Edward Hopper

Monday 13 September 2004
reading time: min, words
When asked what it was he was trying to express with 'Sun In An Empty Room', Hopper simply replied "Myself"

The pensive inside-cafe scene from Hopper's Nighthawk's painting (1942)
(Nighthawks - click image for bigger)

I've long been fascinated by the paintings of Edward Hopper, ever since I studied them in the pages of books at University. So when I was recently stopping off in our capital city, I couldn't resist the opportunity to pop into the Tate Modern and check out a full exhibition of his work.

Nighthawks (above) is Hopper's best known piece. The painting depicts an all-night diner in which three customers, all lost in their own thoughts, have congregated. The brushstrokes that defined a genre, which would later become known as film noir, were actually painted in 1942, right in the middle of the second world war.

Fluorescent lights had recently come into use and the all-night diner emits an eerie glow, like a beacon on the dark street corner. The artist eliminated any reference to an entrance, and the viewer (or voyeur), is drawn to the light and shut out from the situation by a window.

New York Office - Edward Hopper

This exhibition is the first of Hopper's in Britain for 20 years and covers his entire career, ranging from the Parisian subjects of the first decade of the twentieth century to stark portraits of America, such as New York Office (above).

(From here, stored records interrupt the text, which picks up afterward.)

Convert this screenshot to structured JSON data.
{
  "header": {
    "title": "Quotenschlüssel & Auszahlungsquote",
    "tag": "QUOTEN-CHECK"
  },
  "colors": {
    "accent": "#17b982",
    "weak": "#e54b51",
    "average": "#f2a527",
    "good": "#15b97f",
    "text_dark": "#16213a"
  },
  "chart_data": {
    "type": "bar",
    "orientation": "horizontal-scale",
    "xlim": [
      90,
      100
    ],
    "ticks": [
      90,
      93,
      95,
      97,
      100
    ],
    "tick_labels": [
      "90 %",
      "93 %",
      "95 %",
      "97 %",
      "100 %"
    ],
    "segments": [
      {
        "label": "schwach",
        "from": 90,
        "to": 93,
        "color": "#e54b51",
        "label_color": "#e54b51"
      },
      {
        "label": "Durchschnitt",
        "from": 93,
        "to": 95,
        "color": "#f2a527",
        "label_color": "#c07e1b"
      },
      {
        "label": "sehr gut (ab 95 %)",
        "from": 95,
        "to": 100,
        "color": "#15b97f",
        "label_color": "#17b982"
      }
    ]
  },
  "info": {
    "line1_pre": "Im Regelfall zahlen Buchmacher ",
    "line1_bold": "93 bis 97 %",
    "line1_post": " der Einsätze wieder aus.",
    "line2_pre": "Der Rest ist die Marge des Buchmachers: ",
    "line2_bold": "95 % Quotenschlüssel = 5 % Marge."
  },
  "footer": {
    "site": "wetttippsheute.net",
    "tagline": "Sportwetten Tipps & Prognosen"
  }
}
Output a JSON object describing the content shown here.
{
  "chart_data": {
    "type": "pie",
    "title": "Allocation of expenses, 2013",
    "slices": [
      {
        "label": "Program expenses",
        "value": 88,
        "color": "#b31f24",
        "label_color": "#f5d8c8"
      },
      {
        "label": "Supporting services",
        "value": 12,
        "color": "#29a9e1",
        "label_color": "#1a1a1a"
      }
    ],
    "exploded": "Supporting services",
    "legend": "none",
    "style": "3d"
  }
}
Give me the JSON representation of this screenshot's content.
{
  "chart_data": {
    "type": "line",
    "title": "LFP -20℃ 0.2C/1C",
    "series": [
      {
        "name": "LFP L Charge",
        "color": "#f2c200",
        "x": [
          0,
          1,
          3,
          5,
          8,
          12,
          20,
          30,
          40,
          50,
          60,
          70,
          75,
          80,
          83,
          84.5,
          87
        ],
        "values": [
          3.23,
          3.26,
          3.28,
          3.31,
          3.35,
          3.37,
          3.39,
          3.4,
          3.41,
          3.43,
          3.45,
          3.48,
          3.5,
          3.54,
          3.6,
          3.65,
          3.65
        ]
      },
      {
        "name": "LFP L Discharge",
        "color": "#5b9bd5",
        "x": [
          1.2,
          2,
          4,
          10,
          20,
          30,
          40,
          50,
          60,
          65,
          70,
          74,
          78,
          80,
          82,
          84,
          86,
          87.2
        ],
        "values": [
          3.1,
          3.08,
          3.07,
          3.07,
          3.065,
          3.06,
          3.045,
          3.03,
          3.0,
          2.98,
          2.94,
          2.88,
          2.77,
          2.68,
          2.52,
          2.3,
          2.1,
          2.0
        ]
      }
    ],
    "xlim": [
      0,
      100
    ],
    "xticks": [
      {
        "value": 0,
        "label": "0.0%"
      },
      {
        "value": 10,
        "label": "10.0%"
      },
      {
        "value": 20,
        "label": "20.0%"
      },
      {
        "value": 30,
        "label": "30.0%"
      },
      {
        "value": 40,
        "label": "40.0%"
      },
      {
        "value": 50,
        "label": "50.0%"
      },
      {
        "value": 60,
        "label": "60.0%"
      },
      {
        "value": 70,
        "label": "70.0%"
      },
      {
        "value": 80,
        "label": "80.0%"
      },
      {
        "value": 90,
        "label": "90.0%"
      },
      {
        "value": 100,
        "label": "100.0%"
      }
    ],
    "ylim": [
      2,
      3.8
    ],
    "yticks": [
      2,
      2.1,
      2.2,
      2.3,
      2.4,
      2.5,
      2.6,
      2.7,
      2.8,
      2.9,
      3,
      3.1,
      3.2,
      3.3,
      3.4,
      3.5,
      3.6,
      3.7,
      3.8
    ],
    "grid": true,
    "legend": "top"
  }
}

His early works give the clues to some of the key elements that Hopper would explore throughout his life, including his dramatic use of artificial light and the solitary pensive figures he paints, usually standing in interior spaces.

His entire body of work explores themes of isolation and voyeurism. Light shines in through the windows onto lonely figures. Rooms take on moods, but the people inside them are expressionless.

Painted four years before his death, Sun In An Empty Room offers the suggestion that light can become a presence in itself. Devoid of any figure, the room is nonetheless inhabited. Once asked what it was he was trying to express here, Hopper simply replied "Myself".

Two Comedians - Edward Hopper

In 'Two Comedians' (above) Hopper's final painting, a man and a woman (widely assumed to represent Hopper and his wife), appear on stage in Pierrot costumes, to bow out in a theatrical farewell.

Part of the appeal of his work is the unsetlling feeling that we have seen these things before. Everyday situations become unsettling. The mundane becomes weird!

"Maybe I am not very human." Hopper once said about one of his paintings. "What I really wanted to do was paint sunlight on the side of a house."